Книга Сен-Жюст. Живой меч, или Этюд о счастье - Валерий Шумилов
Шрифт:
Интервал:
Закладка:
На следующий день Робеспьер в гордом одиночестве в маленькой комнатушке версальской гостиницы отмечал свой день рождения – 6 мая ему исполнился 31 год…
Слово самого Робеспьера впервые прозвучало в стенах Собрания 14 мая – через полторы недели после начала заседаний. Прозвучало… и не было услышано. Максимилиан покинул трибуну под шумный говорок не обращавших на него внимания представителей. А ведь его проект – послать депутацию с предложением присоединиться к депутатам общин не к обоим привилегированным сословиям, а только к духовенству – был на тот момент, наверное, самый целесообразный.
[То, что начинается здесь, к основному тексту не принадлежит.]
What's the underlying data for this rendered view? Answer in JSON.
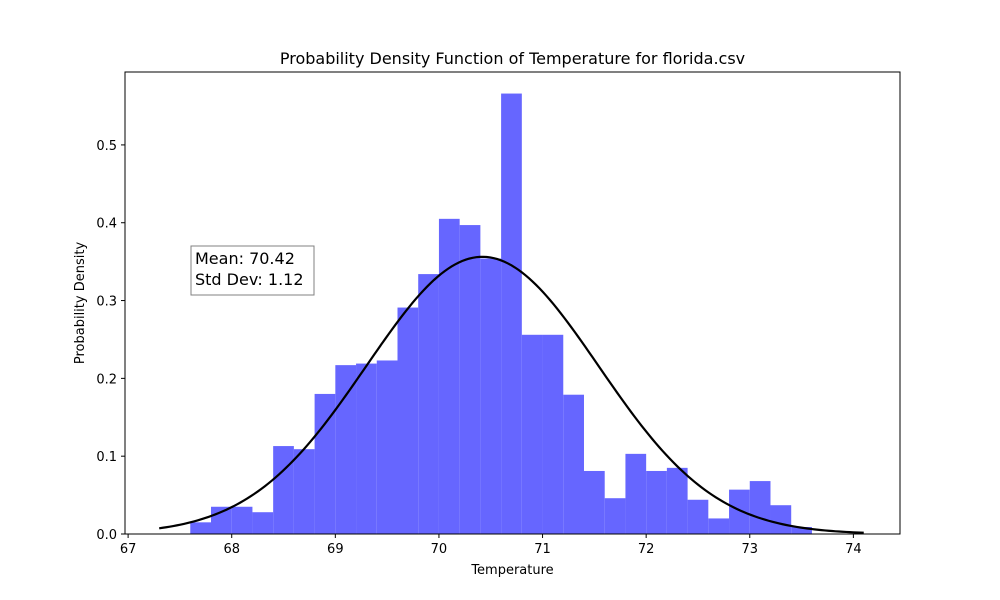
{
  "chart_data": {
    "type": "bar",
    "title": "Probability Density Function of Temperature for florida.csv",
    "xlabel": "Temperature",
    "ylabel": "Probability Density",
    "xlim": [
      66.97,
      74.45
    ],
    "ylim": [
      0,
      0.5937
    ],
    "xticks": [
      67,
      68,
      69,
      70,
      71,
      72,
      73,
      74
    ],
    "yticks": [
      0.0,
      0.1,
      0.2,
      0.3,
      0.4,
      0.5
    ],
    "grid": false,
    "bar_color": "#6666ff",
    "curve_color": "#000000",
    "bins": {
      "edges": [
        67.6,
        67.8,
        68.0,
        68.2,
        68.4,
        68.6,
        68.8,
        69.0,
        69.2,
        69.4,
        69.6,
        69.8,
        70.0,
        70.2,
        70.4,
        70.6,
        70.8,
        71.0,
        71.2,
        71.4,
        71.6,
        71.8,
        72.0,
        72.2,
        72.4,
        72.6,
        72.8,
        73.0,
        73.2,
        73.4,
        73.6,
        73.8
      ],
      "values": [
        0.015,
        0.035,
        0.035,
        0.028,
        0.113,
        0.109,
        0.18,
        0.217,
        0.219,
        0.223,
        0.291,
        0.334,
        0.405,
        0.397,
        0.354,
        0.566,
        0.256,
        0.256,
        0.179,
        0.081,
        0.046,
        0.103,
        0.081,
        0.085,
        0.044,
        0.02,
        0.057,
        0.068,
        0.037,
        0.009,
        0.0
      ]
    },
    "fit": {
      "type": "normal",
      "mean": 70.42,
      "std": 1.12,
      "x_range": [
        67.3,
        74.1
      ]
    },
    "annotation": {
      "lines": [
        "Mean: 70.42",
        "Std Dev: 1.12"
      ]
    }
  }
}
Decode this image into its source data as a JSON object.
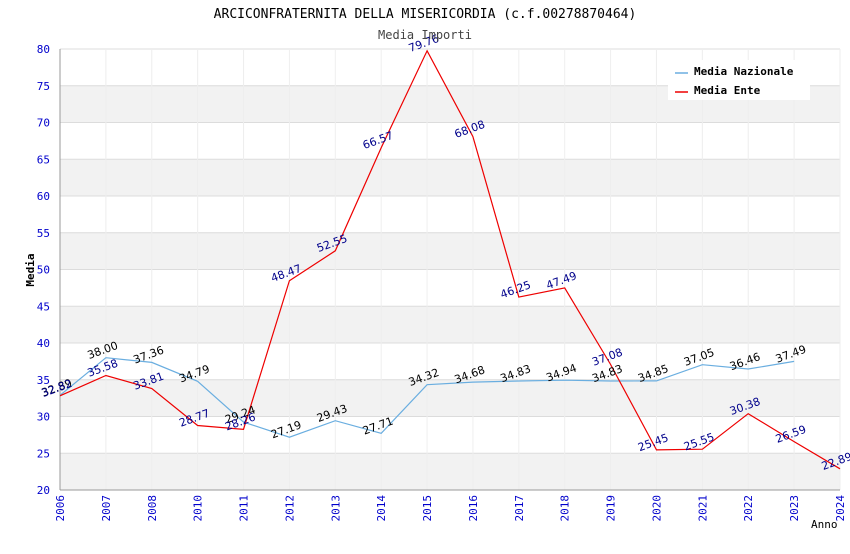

И жизнь его подтвердила – единение собрания началось с присоединения священников: 14 июня к третьему сословию примкнули трое сельских кюре, а 19 июня – и большая часть духовенства. После этого дворянам ничего не оставалось, как последовать за святыми отцами (правда, уже по приказу испуганного происходящим короля).
А тогда… тогда предложение Робеспьера даже не было поставлено на голосование. Впрочем, и Мирабо, который вслед за Максимилианом предложил то же самое, также потерпел фиаско, – депутации послали к обоим сословиям. Робеспьер в расстроенных чувствах и донельзя раздраженный мятежным графом, который, как ему казалось, воспользовался его идеей, написал в Аррас своему другу Бюиссару: «Граф Мирабо играет ничтожную роль, его дурная нравственность лишила его всякого к нему доверия».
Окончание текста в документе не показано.